Over 42M Log Entries from Nike Lottery User Data May Be for Sale on Hacker Forum

• The personal details of individuals participating in Nike’s lottery are apparently for sale on a popular data breach forum.
• Over 42 million log entries are contained in the data set acquired via the alleged breach.
• The hacker claims the exfiltrated data comes mostly from the Discord platform, from 2020 to 2024.

Sorb, a threat actor, claimed to sell the data that was allegedly stolen in a cyberattack from American footwear and apparel industry leader Nike’s Customer Relationship Management (CRM) software on the dark web.

The cybercriminal, who appears to have joined the breach forum in 2023, said on January 9, 2025, that they exfiltrated over 11.9GB of data with over 42,000,000 log lines. Nike periodically hosts lotteries for participants. 

The database has information collected between 2020 and 2024 and includes sensitive log details. Sorb wrote they accessed the ESNKRS raffle bot to exfiltrate the data, which conducts lotteries for the footwear giant on platforms such as Telegram and Discord. 

Sorb said, “...in this case, the main audience is Discord,” suggesting that the information they had was largely from Discord. 

Nike was in the news after a 25-year-old man infiltrated the company’s systems. Andrew Kelly had no formal training in coding, but the police found evidence of him boasting about his hacking skills and that he entered other websites, including The Cooperative Group and Ubisoft Entertain SA.

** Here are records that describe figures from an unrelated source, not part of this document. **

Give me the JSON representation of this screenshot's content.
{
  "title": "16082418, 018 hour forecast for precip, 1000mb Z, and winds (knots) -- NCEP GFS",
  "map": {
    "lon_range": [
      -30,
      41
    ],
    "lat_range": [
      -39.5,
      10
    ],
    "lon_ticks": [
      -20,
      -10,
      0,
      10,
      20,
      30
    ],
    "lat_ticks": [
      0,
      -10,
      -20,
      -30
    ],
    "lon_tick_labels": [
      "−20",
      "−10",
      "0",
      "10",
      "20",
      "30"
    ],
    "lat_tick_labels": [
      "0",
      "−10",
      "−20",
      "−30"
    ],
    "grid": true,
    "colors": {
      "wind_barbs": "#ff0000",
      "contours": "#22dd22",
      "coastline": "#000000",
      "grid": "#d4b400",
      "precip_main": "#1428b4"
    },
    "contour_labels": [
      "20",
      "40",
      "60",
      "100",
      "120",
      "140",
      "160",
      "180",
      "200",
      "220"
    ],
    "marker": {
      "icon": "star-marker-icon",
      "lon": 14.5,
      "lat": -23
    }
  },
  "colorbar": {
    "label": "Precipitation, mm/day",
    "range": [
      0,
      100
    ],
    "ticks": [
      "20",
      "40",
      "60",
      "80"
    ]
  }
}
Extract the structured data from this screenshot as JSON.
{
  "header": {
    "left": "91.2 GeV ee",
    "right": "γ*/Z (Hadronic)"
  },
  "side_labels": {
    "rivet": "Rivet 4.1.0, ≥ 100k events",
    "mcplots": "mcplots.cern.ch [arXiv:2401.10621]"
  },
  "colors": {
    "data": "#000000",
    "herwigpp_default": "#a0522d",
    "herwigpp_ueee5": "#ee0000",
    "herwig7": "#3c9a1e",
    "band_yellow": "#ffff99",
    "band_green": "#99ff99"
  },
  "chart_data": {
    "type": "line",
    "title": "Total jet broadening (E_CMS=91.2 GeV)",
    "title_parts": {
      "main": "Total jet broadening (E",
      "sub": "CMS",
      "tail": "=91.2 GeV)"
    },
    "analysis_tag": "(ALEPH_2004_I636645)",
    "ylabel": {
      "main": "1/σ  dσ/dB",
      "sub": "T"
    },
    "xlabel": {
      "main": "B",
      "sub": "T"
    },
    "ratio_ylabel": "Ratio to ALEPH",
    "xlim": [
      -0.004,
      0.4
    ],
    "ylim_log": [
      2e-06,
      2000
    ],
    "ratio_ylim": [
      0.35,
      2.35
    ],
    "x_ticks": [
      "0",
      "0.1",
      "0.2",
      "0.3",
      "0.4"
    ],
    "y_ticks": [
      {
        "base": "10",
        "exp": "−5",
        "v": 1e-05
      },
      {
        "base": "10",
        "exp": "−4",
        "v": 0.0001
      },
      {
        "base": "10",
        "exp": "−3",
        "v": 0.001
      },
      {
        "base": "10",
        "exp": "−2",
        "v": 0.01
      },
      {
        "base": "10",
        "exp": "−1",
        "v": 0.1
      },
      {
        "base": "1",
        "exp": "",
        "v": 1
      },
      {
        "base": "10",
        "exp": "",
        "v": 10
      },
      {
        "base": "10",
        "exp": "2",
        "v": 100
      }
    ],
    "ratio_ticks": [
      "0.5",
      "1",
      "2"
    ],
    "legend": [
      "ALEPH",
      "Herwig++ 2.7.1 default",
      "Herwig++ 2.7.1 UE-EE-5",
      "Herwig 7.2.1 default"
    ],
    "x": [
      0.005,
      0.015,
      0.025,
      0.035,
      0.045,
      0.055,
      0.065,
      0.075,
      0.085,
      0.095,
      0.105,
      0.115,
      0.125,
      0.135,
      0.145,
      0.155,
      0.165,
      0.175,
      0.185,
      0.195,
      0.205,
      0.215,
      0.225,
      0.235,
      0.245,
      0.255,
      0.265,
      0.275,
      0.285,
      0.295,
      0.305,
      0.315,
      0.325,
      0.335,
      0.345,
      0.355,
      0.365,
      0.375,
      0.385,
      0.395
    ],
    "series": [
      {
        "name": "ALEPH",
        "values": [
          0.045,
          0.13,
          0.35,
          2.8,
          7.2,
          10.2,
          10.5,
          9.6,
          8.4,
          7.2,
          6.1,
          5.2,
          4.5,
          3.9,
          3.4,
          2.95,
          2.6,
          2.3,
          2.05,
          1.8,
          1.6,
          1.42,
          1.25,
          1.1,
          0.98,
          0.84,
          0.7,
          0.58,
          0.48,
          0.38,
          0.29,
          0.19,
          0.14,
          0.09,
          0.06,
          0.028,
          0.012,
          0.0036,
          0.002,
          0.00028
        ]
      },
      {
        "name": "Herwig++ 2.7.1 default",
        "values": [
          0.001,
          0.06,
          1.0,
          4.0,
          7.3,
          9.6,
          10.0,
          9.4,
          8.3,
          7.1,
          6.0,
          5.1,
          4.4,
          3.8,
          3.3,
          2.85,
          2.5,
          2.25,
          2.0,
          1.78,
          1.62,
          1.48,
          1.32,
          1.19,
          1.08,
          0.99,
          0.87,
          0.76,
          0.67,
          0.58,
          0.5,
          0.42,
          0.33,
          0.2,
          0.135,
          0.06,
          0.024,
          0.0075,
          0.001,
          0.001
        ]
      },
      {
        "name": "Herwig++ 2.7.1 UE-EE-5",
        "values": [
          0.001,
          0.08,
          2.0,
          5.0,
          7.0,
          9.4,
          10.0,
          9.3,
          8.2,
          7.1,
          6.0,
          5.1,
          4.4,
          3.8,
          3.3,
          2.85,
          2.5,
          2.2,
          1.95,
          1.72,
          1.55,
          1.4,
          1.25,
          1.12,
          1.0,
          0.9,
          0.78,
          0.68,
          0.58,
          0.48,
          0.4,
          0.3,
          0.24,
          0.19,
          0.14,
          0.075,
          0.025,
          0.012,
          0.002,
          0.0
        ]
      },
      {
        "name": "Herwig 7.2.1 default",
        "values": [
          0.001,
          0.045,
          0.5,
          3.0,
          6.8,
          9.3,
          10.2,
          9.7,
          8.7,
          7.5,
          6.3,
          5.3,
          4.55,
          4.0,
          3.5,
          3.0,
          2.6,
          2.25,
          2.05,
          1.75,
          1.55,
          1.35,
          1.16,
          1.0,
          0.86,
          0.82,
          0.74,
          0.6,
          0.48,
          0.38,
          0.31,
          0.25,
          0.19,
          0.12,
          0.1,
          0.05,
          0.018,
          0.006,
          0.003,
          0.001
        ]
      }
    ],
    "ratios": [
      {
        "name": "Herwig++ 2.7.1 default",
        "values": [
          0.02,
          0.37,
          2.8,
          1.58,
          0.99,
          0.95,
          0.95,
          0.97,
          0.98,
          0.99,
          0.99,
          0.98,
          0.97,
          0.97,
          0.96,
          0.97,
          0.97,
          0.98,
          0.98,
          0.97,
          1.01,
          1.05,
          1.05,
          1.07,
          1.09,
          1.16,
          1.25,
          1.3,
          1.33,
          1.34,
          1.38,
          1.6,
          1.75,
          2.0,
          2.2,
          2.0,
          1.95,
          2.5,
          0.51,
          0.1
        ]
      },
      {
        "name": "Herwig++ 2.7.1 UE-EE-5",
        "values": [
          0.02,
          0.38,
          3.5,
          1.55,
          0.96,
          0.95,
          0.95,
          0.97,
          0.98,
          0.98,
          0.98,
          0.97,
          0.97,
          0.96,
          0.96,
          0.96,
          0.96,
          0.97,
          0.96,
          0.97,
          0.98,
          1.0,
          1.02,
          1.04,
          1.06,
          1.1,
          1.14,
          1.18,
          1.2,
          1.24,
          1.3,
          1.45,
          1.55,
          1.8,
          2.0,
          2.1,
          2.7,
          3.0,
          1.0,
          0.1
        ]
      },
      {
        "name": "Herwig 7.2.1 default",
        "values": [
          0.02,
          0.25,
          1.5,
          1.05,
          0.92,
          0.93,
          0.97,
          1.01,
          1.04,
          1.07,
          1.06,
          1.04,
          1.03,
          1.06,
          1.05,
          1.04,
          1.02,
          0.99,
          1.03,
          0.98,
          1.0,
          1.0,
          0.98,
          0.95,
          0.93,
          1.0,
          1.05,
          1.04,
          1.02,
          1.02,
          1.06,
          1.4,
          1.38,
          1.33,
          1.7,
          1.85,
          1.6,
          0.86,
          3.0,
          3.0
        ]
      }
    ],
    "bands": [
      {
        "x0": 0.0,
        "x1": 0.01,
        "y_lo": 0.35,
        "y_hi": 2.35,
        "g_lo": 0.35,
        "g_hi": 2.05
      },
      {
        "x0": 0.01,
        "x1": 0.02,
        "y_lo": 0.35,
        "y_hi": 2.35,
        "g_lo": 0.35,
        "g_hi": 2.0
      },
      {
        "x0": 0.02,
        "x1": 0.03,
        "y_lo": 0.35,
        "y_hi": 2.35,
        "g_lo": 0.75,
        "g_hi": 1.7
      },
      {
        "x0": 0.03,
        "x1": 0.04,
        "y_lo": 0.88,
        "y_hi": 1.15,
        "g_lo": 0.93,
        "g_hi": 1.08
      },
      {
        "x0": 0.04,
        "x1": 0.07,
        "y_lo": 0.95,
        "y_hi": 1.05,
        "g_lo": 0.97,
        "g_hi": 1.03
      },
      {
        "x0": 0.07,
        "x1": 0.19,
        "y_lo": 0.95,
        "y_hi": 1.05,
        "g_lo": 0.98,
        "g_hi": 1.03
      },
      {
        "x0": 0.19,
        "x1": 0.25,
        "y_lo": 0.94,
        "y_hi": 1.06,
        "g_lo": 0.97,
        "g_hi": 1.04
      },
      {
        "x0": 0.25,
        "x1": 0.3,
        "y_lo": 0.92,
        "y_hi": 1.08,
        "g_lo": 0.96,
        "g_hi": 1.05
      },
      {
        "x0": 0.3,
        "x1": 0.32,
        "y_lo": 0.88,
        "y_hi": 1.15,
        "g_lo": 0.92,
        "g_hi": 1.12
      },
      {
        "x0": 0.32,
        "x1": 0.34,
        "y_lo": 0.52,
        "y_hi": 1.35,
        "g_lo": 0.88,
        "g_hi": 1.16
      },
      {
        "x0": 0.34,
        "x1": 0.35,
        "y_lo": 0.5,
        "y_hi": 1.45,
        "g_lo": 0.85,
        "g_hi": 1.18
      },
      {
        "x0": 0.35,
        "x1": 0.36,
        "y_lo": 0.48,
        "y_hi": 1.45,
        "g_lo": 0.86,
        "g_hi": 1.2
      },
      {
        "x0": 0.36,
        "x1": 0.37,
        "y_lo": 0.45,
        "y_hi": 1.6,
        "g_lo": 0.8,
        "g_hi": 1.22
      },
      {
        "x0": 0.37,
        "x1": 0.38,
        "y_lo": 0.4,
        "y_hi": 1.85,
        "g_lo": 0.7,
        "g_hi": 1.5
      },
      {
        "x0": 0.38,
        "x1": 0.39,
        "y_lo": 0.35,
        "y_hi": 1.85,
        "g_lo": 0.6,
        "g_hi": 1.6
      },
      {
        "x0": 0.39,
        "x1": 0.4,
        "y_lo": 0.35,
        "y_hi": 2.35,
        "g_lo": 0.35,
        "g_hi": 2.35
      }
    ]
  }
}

He confessed to amassing thousands of proxy IP addresses. However, he was not sternly penalized because he had not conducted fraudulent activity using the credentials. Kelly did not display any ulterior motives for the crimes, the court said in the sentencing remarks. 

While this incident happened over four years ago, the possibility of hackers misusing previously leaked Nike data now could not be denied. 

The fraud assessment found that 277,000 customer account details were exposed. This also led to PayPal getting targeted by third-party fraudsters who used the data to make over 500 transactions.